Hundreds of Pakistanis protested against a British knighthood for author Salman Rushdie on Friday as their parliament renewed a call for Britain to withdraw the title and apologise for hurting Muslim feelings.
Rushdie, whose 1988 novel The Satanic Verses outraged many Muslims around the world, was awarded a knighthood for services to literature in Queen Elizabeth's birthday honours list last week.
Chanting "Damn Rushdie" and "Down with Britain", about 300 Islamists rallied in the Pakistani capital, Islamabad.
"Giving an award to such a big criminal is an insult to the entire Muslim world," Maulana Fazal-ur-Rehman, a pro-Taliban cleric and leader of the opposition in parliament, told reporters.

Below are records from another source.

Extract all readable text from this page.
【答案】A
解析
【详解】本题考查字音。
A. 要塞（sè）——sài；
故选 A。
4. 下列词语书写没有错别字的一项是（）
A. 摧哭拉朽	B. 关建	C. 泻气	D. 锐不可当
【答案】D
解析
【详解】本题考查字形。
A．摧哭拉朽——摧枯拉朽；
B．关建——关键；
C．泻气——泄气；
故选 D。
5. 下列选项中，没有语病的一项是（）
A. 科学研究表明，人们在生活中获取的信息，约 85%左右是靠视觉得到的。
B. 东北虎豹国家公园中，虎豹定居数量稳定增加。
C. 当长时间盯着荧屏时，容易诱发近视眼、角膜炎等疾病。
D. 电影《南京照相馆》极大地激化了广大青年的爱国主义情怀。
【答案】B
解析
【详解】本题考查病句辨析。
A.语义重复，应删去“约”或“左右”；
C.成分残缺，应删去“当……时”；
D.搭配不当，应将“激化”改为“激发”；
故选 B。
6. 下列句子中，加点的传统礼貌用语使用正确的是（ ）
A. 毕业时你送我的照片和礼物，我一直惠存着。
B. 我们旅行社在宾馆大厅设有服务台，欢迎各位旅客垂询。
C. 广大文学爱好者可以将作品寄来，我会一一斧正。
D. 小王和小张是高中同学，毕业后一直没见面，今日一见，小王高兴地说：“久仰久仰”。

Small protests against Rushdie were held in other Pakistani cities including Karachi, Lahore, Multan and Quetta.
Police in Srinagar also fired teargas to disperse scores of demonstrators. There were no immediate reports of casualties.
Muslims say Rushdie's novel blasphemed against the Prophet Mohammad and ridiculed the Koran.
Britain has defended knighthood for Rushdie, stressing the importance of free speech and saying it was part of a trend of honouring Muslims in the British community.
This week, Pakistan and Iran protested against the honour and the Pakistani parliament condemned it in a resolution on Monday.
The National Assembly, or lower house of parliament, passed another resolution on Friday expressing dismay Britain had not reversed its decision.
"The British government has not withdrawn the title which has not only disappointed the entire Pakistani nation but has also hurt it," Parliamentary Affairs Minister Sher Afgan Niazi told the assembly.
"This august house again calls on the British government and its Prime Minister Tony Blair to immediately withdraw the title ... and tender an apology to the Muslim world."
Later speaking in the parliament, Prime Minister Shaukat Aziz condemned the honour and said it was unacceptable to Muslims.
"Whenever there is a blasphemy against Prophet Mohammad, it would be resisted. No Muslim can tolerate this," he said.
At least five people were killed and scores wounded in protests against the book in the Pakistani capital in 1989.
Two days after that, the late Ayatollah Rohallah Khomeini, Iran's supreme religious leader, issued a fatwa, or religious decree, calling on Muslims to kill the Indian-born British writer, who spent the next nine years living in hiding.
A prominent Iranian cleric said on Friday the fatwa death warrant against Rushdie was "still alive".
A group of Pakistani hardline Muslim clerics said on Thursday it had bestowed a religious title "Saifullah" (Sword of Islam) on Osama bin Laden in response to the knighthood for Rushdie.
Religious Affairs Minister Mohammad Ejaz-ul-Haq, son of Pakistan's late military president Mohammad Zia-ul-Haq, told the assembly this week that if someone committed a suicide bombing to protect the Prophet Mohammad's honour, his act was justified.
He later said he did not mean such attacks were justified but was merely saying terrorists could use the knighthood as a justification for violence.
A hardline cleric called on Wednesday for Rushdie to be killed and the next day the speaker of the Punjab provincial assembly said blasphemers should be killed.
A group of traders in Islamabad on Thursday offered a reward of 10 million rupees ($165,000) to anyone who killed Rushdie.